La Comisión Europea ha pisado el freno y cambiado el rumbo de las políticas climáticas y energéticas previstas para las próximas décadas.

Lo que hace apenas dos años se celebraba en Bruselas como el hito definitivo de la descarbonización (el fin de la venta de coches de combustión interna para 2035) se ha transformado esta semana en papel mojado.

La propuesta del Ejecutivo comunitario de atenuar la exigencia de reducción de las emisiones del 100% al 90%, permitiendo de facto la supervivencia de los motores de combustión, no es un simple ajuste técnico.

Es un reconocimiento explícito de que la hoja de ruta verde, tal y como estaba diseñada, colisionaba frontalmente con la realidad industrial y social del continente.
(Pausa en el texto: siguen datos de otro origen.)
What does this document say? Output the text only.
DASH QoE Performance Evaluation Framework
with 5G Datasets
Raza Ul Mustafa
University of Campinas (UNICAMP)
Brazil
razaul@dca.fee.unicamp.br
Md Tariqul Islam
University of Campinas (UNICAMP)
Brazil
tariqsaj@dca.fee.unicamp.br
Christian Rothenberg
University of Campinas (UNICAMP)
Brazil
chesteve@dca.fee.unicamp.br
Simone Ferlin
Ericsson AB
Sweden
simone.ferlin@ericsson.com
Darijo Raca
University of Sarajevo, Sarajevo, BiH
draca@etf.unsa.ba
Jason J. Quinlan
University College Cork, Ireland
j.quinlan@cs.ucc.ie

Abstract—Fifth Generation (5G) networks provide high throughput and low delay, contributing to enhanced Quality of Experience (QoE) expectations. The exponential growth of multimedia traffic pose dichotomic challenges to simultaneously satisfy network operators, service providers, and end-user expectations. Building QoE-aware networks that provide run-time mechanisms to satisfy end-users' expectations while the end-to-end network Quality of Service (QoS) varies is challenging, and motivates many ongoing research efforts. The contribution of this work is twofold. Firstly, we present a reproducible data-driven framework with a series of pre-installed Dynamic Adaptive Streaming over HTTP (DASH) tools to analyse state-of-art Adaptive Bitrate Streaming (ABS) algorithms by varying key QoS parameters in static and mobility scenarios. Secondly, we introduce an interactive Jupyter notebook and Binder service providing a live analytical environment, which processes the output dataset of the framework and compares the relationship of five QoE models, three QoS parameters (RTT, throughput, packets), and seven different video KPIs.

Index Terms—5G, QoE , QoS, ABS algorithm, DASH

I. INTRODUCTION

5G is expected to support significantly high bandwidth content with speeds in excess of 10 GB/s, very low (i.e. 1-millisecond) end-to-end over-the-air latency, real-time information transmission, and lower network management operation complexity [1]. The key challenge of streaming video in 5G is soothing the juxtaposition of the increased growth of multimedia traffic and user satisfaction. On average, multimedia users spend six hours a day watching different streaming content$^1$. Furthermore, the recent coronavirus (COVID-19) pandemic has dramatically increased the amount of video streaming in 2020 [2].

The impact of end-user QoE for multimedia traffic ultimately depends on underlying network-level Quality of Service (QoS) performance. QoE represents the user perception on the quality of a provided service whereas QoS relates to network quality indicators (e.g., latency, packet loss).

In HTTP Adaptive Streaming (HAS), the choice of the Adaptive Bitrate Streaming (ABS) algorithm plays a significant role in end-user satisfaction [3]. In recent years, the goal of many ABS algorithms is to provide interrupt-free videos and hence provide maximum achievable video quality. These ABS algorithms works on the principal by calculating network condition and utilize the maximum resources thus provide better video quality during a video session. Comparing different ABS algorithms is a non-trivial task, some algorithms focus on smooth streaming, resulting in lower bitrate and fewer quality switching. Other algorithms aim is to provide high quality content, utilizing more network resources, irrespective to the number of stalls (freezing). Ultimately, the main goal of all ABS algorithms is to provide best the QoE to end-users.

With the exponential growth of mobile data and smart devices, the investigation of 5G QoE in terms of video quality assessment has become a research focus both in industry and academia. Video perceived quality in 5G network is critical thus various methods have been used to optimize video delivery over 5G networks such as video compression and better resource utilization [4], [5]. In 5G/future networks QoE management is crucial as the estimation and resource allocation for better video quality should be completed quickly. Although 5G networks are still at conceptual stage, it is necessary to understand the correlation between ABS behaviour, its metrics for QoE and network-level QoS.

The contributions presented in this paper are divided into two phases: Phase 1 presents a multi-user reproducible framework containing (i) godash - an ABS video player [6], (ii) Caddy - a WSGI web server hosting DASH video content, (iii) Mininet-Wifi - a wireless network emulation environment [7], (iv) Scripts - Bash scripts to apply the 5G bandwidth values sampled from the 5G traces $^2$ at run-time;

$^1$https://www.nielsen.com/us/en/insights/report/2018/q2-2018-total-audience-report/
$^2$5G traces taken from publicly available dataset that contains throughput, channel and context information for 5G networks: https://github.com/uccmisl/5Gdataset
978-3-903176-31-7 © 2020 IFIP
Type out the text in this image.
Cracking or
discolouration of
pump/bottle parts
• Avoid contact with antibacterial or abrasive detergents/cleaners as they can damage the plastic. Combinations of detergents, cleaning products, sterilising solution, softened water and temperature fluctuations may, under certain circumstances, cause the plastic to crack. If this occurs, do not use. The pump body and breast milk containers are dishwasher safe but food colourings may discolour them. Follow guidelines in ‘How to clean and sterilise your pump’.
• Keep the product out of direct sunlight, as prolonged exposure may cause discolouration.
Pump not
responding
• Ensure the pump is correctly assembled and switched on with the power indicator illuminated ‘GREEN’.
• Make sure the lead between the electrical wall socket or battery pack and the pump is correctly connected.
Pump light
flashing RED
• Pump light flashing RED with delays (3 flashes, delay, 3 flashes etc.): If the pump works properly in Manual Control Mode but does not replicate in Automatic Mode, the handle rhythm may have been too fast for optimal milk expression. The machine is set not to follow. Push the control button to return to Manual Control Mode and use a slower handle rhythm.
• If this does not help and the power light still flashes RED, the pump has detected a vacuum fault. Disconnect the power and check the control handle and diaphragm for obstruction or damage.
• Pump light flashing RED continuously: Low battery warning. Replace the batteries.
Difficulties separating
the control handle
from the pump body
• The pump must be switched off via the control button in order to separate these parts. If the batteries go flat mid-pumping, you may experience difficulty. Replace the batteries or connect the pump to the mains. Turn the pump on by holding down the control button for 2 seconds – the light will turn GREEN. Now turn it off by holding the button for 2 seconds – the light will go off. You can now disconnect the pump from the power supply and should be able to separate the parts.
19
Este viraje de 180 grados, orquestado por la presidenta Ursula von der Leyen bajo la presión de su propia familia política, el Partido Popular Europeo (PPE), marca el fin de una etapa caracterizada por un idealismo regulatorio que a menudo ignoró las capacidades reales del mercado.

La realidad, obstinada, ha terminado por imponerse a la utopía legislativa.

Los datos son innegables. El estancamiento en la venta de vehículos eléctricos, incapaces de penetrar en el mercado de masas por su elevado precio, y la crisis estructural de gigantes como Volkswagen, que afronta cierres de plantas históricos en Alemania, han encendido todas las alarmas.

Europa ha comprendido tardíamente que no puede legislar contra su propia industria ni imponer una transición que la clase media europea no puede pagar.

La decisión de Bruselas supone la victoria del pragmatismo económico sobre las posturas climáticas más rígidas, defendidas por España y Francia, frente al pragmatismo de Alemania, Italia y el PPE.

La Unión Europea, que durante la última legislatura se erigió en vanguardia mundial de la lucha contra el cambio climático, ha tenido que asumir que la sostenibilidad ambiental no puede construirse sobre las ruinas de la competitividad industrial.

La amenaza china, cuyos fabricantes inundan el mercado con vehículos eléctricos subvencionados a precios imbatibles, ha obligado a redefinir las prioridades. La urgencia ya no es sólo salvar el planeta, sino también salvar el tejido productivo europeo y los millones de empleos que dependen de la automoción.

En este tablero reconfigurado por el eje Berlín-Roma, la figura del presidente español, Pedro Sánchez, ha quedado desdibujada, evidenciando una preocupante soledad política en los pasillos de Bruselas.

La carta enviada por Sánchez a Von der Leyen el pasado 11 de diciembre, implorando mantener el veto de 2035 bajo el pretexto de la "seguridad jurídica" para las inversiones ya realizadas, ha sido desoída con una frialdad diplomática que ilustra la pérdida de influencia de la postura española.

El error de cálculo de Moncloa ha sido doble.

Primero, no anticipar que el viento en Europa había cambiado de dirección, pasando del Green Deal al imperativo de la seguridad económica.

Segundo, aferrarse a una ortodoxia verde que incluso sus promotores originales, los alemanes, han abandonado ante la evidencia de los números.

Mientras España defendía la rigidez del calendario, Alemania e Italia tejían una alianza para flexibilizarlo, protegiendo unos intereses nacionales que Pedro Sánchez ha despreciado a cambio del apoyo de partidos radicales que defienden políticas económicas de decrecimiento y destrucción del tejido productivo. 

Pero el volantazo de la UE no debe leerse como una renuncia a la descarbonización, sino como una corrección necesaria.

La transición energética sigue siendo irrenunciable, pero la lección de este diciembre de 2025 es clara. Los objetivos climáticos deben acompasarse al ritmo de la tecnología, la economía y la sociedad.

Pretender forzar la marcha marcando objetivos irreales sólo conduce a la melancolía industrial y al rechazo ciudadano. Europa ha elegido, finalmente, el camino del realismo.